In his most recent book, ‘The Meaning of Human Existence,’ he argues that the true cause of hatred and violence is faith versus faith, and to this statement he brings all the prestige and force of his scientific reputation. But, as anyone who has carefully studied history will know, it is completely wrong.

The very idea that peace is of value in itself was largely unknown in Europe before the rise of Christianity. The Romans were almost continuously at war and considered it right and proper that they should be so. Julius Caesar was responsible for the deaths of at least a million people in his conquest of Gaul, a campaign that made him so popular he was able to seize power in Rome.

Even later when wars were fought in the name of religion, it is unclear whether religious differences caused wars or were merely an excuse for them. The Medieval Church spent far more effort in trying to prevent wars than in provoking them. Even the Crusades were at least in part an effort to get quarrelsome barons to take their violence elsewhere.

We might also ask whether societies with advanced religious systems are more or less than those without, such as the Yanomamo of the Amazon rain forest. In fact, recent research shows that pre-literate people were far more likely to die from violence.

This is only one of Wilson’s arguments. He also attacks religious belief in that creation stories such as in Genesis are contradicted by evidence for evolution, in which he keeps company with writers such as Richard Dawkins. But, of course, religion is far more than creation stories. Many believers, not least of them the Pope, are entirely comfortable with the Big Bang and a 14 billion-year-old universe. Doubt about creation stories is a feeble excuse for atheism.

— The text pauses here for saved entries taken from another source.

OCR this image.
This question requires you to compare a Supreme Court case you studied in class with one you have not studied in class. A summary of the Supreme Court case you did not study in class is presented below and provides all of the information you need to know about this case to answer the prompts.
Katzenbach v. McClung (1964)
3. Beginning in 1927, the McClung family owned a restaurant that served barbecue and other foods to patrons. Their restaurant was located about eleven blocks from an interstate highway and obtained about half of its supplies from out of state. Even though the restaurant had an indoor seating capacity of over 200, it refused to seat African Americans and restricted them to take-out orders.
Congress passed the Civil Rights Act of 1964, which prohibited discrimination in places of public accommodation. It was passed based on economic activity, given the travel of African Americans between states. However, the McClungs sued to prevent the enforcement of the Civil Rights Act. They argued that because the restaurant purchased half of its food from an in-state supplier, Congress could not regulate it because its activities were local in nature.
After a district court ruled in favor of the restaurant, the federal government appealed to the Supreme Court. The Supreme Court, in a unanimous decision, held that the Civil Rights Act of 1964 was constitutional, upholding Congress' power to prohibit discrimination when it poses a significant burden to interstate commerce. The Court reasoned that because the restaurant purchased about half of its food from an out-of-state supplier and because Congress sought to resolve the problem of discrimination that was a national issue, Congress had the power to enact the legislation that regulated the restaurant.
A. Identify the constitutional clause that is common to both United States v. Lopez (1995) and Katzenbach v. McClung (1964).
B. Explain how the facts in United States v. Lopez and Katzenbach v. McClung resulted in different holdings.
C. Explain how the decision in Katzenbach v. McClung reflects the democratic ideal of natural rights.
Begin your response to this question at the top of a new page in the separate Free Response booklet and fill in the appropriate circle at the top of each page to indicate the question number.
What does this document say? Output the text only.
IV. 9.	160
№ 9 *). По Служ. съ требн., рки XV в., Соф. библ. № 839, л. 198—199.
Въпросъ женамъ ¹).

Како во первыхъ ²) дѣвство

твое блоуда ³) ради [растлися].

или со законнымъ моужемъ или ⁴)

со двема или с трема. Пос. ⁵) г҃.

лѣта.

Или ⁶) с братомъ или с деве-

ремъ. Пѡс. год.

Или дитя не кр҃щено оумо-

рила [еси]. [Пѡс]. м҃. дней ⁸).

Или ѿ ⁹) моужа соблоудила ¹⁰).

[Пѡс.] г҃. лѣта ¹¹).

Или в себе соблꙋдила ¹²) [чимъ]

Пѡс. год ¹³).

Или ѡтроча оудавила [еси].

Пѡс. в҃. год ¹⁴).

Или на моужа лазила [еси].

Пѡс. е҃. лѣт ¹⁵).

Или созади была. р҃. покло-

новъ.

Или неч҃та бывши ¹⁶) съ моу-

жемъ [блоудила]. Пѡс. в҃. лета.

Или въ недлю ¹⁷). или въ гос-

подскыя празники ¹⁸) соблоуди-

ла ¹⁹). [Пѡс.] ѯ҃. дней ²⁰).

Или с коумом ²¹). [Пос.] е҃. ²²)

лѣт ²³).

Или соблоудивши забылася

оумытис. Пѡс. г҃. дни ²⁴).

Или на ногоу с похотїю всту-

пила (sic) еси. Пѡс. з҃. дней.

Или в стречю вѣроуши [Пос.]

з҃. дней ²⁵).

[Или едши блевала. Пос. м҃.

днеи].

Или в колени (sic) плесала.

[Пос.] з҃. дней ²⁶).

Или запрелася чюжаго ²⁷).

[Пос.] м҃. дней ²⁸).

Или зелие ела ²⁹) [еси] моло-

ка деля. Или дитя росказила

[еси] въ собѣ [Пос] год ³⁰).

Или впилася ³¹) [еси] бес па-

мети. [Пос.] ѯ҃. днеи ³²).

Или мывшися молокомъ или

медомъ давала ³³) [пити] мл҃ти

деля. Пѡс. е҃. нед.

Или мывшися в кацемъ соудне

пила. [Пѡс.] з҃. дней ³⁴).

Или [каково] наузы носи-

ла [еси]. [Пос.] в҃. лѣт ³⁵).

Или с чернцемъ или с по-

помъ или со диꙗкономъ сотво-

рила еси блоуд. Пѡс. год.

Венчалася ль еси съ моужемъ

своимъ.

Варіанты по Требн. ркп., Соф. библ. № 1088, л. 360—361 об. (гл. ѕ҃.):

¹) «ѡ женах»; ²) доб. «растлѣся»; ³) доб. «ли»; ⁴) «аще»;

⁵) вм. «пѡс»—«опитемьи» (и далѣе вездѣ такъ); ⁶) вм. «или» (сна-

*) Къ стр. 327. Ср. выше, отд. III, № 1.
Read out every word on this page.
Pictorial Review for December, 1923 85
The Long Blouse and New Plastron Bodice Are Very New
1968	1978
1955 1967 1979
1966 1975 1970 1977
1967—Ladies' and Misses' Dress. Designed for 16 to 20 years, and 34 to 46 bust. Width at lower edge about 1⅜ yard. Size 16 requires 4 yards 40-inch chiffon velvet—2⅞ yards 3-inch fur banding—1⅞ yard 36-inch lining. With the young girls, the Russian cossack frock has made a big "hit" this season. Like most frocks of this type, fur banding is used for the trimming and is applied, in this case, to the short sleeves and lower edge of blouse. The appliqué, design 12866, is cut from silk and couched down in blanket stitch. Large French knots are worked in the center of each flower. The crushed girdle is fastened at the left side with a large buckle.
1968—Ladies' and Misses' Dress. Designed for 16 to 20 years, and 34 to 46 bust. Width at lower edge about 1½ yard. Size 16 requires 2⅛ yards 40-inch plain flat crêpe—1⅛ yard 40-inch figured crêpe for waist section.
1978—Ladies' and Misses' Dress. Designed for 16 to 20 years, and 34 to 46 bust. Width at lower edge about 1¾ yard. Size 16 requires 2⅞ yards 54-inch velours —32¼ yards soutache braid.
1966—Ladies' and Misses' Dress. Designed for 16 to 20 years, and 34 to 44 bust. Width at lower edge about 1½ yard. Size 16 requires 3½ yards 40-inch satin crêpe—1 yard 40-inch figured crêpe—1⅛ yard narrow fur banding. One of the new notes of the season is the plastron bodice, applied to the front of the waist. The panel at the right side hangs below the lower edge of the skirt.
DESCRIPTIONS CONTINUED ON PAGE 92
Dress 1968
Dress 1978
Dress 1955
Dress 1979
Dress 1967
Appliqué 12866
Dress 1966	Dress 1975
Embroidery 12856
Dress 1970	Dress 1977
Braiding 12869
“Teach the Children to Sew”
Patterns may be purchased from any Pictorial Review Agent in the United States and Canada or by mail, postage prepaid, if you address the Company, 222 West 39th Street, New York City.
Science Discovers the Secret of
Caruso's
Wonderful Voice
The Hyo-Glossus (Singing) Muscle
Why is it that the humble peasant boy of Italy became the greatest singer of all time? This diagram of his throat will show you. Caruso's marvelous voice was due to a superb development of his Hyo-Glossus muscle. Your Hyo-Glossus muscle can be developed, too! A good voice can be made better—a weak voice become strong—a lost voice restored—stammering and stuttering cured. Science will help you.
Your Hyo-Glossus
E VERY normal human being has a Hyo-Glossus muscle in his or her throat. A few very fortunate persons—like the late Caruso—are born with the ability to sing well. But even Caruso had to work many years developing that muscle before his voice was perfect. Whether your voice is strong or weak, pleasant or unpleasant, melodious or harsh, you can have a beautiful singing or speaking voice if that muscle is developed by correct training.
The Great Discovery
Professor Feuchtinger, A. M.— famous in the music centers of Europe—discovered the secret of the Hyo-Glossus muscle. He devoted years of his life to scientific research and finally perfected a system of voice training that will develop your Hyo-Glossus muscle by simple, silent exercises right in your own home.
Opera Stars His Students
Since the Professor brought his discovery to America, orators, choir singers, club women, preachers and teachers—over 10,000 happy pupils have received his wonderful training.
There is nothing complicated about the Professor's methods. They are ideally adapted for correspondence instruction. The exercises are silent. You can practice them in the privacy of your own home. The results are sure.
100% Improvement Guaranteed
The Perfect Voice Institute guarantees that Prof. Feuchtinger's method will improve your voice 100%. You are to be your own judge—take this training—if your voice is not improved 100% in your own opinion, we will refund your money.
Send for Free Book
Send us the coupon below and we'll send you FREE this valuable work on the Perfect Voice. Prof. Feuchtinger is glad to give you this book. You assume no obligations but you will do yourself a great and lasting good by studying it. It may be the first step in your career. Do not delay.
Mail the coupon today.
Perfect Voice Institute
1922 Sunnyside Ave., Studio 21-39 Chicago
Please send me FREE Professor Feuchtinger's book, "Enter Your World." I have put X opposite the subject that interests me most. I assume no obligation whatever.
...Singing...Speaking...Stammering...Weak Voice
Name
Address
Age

The moral teachings of Christianity are even more out of favor in the modern world. More and more children are born out of wedlock, and gay marriage is the great cause of the age. And yet, careful scientific inquiry presents a very different picture.

It has been clear since the 1930s, from cross-cultural evidence, that civilized societies are far more likely to restrict sexual activity. What is more, societies that abandon their traditions tend to decline and collapse. An obvious example is that of ancient Rome. The argument against this is a ‘decadent’ society may flourish for a while, as happened in Rome and has been the case with us for the past half century.

But the new science of epigenetics, which deals with the effect of environment on the genes, shows how such effects can be very long-lasting. The full impact of changing sexual behavior may not be felt for several generations. A paper soon to be published by my research team shows how the life experiences of male rats have immense effects on their offspring, even though they have never met.

Early sexual activity is known to have a large and permanent effect on testosterone levels, which explains why adolescents restricting their sexual activity are more successful in education and career. There is also evidence that such traditional Christian practices as fasting, Sabbath keeping and the discipline of children have important and long-lasting psychological benefits.

What Wilson and others have done is to dignify conventional anti-religious sentiment by wrapping it in the language of science. This does no service to religion, but it is even more damaging to science. Pope Francis represents an ancient tradition which is of immense value to the modern world. Science, properly conducted, can do much to make this clear.

Dr. Penman, author of Biohistory: Decline and Fall of the West, has devoted his life to the scientific understanding of social change.